British Transport Police are appealing for witnesses as they investigate reports of antisemitic chanting on a train after Chelsea’s 2-1 win over Brighton on Sunday.
The alleged chants, which were heard on a train between Falmer — which serves the Amex Stadium — and Brighton train station at around 4 p.m. GMT, raise further questions about the conduct of a minority of Chelsea supporters attending matches.
In a statement issued to ESPN FC, British Transport Police said: “Officers received reports of anti-Semitic chanting on board a train between Falmer and Brighton at around 4 p.m. yesterday afternoon [Dec. 16].
“BTP attended and three men were spoken to by officers, but at this time no one has come forward to make a complaint.
Chelsea were mindful of the scrutiny on their supporters at the end of a week which saw Manchester City’s Raheem Sterling subjected to alleged racist abuse at Stamford Bridge and antisemitic chanting from a minority of their fans during Thursday’s match against Vidi in Hungary.
The club issued a statement shortly after the match accusing those supporters who had referred to rivals Tottenham using a derogatory term at Groupama Arena of shaming them, and UEFA are currently assessing whether to initiate disciplinary proceedings against Chelsea.

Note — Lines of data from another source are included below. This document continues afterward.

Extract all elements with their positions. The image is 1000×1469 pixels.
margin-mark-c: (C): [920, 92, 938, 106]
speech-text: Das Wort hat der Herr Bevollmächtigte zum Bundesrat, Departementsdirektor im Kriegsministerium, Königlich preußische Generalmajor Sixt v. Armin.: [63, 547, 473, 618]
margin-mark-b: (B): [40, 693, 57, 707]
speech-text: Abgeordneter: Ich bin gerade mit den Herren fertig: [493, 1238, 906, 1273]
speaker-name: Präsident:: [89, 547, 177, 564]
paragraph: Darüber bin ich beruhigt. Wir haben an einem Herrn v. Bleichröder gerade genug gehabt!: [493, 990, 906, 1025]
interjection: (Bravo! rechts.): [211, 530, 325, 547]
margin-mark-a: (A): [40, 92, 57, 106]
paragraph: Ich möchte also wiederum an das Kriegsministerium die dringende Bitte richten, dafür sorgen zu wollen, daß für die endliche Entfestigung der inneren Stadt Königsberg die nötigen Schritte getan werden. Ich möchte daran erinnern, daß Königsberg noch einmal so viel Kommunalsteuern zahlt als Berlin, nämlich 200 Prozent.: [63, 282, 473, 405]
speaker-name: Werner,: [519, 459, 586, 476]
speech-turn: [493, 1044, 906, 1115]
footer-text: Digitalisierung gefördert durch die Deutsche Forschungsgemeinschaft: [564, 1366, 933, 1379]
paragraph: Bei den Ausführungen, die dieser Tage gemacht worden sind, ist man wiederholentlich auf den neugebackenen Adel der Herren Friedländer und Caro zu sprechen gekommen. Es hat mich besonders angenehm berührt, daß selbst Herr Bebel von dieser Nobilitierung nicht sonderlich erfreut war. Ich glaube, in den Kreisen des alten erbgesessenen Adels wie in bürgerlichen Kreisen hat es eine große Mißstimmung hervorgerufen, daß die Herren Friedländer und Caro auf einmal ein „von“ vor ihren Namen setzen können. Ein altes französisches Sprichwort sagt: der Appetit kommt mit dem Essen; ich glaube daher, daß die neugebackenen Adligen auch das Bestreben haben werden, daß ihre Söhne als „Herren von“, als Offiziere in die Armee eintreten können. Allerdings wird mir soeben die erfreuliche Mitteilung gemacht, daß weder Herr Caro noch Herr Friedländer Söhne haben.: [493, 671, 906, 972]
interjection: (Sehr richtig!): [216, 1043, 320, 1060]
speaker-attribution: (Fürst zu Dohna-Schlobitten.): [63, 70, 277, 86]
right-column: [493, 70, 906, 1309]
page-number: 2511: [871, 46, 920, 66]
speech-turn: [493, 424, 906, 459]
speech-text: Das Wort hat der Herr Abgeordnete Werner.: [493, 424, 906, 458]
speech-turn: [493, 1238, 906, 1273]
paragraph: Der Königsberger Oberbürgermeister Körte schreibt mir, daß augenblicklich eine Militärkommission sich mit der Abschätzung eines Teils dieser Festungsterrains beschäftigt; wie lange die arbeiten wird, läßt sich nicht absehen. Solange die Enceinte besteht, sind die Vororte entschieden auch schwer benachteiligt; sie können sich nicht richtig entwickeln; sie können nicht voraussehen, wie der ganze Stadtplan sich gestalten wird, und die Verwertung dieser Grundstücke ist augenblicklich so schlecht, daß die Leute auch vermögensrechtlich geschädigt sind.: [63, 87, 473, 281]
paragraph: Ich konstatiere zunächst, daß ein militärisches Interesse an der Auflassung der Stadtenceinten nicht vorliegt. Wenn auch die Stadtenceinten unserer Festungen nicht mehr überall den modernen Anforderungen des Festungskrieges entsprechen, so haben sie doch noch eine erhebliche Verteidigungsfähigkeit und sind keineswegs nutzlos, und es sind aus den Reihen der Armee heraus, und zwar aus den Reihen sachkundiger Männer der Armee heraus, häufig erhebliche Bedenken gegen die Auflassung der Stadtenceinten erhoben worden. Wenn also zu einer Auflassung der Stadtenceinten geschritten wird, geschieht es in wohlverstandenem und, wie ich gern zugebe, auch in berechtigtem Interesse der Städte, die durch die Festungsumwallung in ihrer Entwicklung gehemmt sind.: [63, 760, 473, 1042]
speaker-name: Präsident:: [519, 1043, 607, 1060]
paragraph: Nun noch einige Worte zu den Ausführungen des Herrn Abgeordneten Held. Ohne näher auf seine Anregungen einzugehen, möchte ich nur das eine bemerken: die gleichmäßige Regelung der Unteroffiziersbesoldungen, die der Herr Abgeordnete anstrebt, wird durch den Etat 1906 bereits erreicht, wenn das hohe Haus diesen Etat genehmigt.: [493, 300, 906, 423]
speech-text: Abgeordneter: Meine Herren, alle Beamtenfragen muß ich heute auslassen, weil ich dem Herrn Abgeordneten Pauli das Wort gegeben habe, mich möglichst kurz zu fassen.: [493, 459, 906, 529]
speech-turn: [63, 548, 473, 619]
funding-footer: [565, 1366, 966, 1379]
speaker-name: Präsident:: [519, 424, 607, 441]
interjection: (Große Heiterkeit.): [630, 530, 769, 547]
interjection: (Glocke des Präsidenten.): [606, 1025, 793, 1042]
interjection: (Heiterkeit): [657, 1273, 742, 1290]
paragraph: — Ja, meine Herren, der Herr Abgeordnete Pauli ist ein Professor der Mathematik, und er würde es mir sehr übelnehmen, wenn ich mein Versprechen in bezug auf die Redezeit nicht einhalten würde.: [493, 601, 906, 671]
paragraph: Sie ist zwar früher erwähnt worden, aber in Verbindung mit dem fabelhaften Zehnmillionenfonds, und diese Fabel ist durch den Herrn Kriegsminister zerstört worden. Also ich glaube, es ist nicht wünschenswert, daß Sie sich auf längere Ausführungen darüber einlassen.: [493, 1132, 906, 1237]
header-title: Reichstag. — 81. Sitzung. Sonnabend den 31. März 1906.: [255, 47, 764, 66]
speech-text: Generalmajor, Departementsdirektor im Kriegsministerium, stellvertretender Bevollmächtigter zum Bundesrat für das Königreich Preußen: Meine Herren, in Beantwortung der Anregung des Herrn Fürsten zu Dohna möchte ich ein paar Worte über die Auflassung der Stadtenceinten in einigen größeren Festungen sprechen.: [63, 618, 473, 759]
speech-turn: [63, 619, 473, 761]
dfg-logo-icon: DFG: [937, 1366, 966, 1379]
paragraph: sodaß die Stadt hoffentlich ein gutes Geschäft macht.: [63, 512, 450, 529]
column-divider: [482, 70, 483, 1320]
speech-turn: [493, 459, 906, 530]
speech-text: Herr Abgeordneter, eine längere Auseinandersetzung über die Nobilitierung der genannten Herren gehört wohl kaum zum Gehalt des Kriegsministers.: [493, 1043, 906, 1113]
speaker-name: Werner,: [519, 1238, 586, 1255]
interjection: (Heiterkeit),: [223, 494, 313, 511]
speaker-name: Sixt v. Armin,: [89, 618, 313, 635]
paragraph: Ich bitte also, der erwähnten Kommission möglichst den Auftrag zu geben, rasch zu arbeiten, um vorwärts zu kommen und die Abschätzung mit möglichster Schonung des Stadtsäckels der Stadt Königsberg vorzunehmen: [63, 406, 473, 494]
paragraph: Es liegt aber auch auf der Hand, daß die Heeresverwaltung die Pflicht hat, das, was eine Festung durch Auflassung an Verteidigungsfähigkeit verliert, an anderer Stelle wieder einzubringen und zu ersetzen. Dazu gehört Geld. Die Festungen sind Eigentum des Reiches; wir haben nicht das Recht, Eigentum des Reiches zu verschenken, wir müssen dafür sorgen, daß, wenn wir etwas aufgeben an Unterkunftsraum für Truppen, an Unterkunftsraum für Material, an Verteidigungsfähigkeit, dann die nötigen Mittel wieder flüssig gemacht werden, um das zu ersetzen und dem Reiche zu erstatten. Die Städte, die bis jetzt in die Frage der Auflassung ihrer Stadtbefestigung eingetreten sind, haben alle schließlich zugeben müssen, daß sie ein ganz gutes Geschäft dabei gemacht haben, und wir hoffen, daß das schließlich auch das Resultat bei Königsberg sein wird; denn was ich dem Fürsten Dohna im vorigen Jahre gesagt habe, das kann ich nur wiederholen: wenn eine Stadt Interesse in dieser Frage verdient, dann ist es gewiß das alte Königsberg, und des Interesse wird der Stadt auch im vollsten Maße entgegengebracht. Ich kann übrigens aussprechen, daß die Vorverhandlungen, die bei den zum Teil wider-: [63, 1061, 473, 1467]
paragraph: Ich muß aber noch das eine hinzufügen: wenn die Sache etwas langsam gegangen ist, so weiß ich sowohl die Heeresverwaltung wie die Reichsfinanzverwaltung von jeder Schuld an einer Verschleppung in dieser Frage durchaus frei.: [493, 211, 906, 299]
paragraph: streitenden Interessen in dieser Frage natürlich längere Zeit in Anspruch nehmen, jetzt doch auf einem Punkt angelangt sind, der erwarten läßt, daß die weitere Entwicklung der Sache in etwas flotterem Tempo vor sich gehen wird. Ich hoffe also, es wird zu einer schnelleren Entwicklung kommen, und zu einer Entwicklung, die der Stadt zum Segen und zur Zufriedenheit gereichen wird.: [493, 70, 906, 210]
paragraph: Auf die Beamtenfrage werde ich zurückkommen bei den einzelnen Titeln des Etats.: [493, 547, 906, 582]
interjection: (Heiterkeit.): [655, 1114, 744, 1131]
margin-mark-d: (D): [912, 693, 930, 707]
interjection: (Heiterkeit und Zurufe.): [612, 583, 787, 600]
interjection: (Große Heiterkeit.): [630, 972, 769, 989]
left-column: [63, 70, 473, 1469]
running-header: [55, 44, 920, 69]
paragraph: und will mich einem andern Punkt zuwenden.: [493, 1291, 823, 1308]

A decision is expected early this week.
Chelsea chairman Bruce Buck spoke to travelling supporters ahead of the game against Brighton to further explain the club’s stance on offensive chants and behaviour, sources have told ESPN FC.
His presence was also intended to serve as a reminder to Blues fans that the club, as well as the wider football world, would be scrutinising them closely on Sunday afternoon.
Sources told ESPN FC that Buck — who has been a visible presence in the “Say No to Antisemitism” campaign that Chelsea owner Roman Abramovich launched in January — positioned himself outside the away entrance to the Amex Stadium alongside Steve Atkins, the club’s head of communications, prior to kickoff in order to talk to away fans as they arrived.
The match itself, which Chelsea won 2-1 thanks to goals from Pedro and Eden Hazard, passed without any audible offensive chanting or misbehaviour from the away end, and the lack of further trouble at the Amex Stadium was greeted with considerable relief by the club hierarchy.
Sources say recent incidents have dismayed Abramovich, who was granted Israeli citizenship earlier this year and has adopted the fight against antisemitism as a personal cause.
Holocaust survivor Harry Spiro was invited to Cobham to address the Chelsea first-team squad in January, while the club sent a delegation to attend the annual March of the Living at Auschwitz in April. This was followed in June by an official visit, consisting of 150 supporters and club officials, to the Nazi concentration camp.
Last month Chelsea announced that they will play MLS club New England Revolution in a postseason friendly, branded “Game for Change,” as part of their campaign against antisemitism.
Abramovich and Revolution owner Robert Kraft, who are both Jewish, have pledged to donate $1 million (£778,565) to the fight against antisemitism, with all money from ticket sales also going to the cause.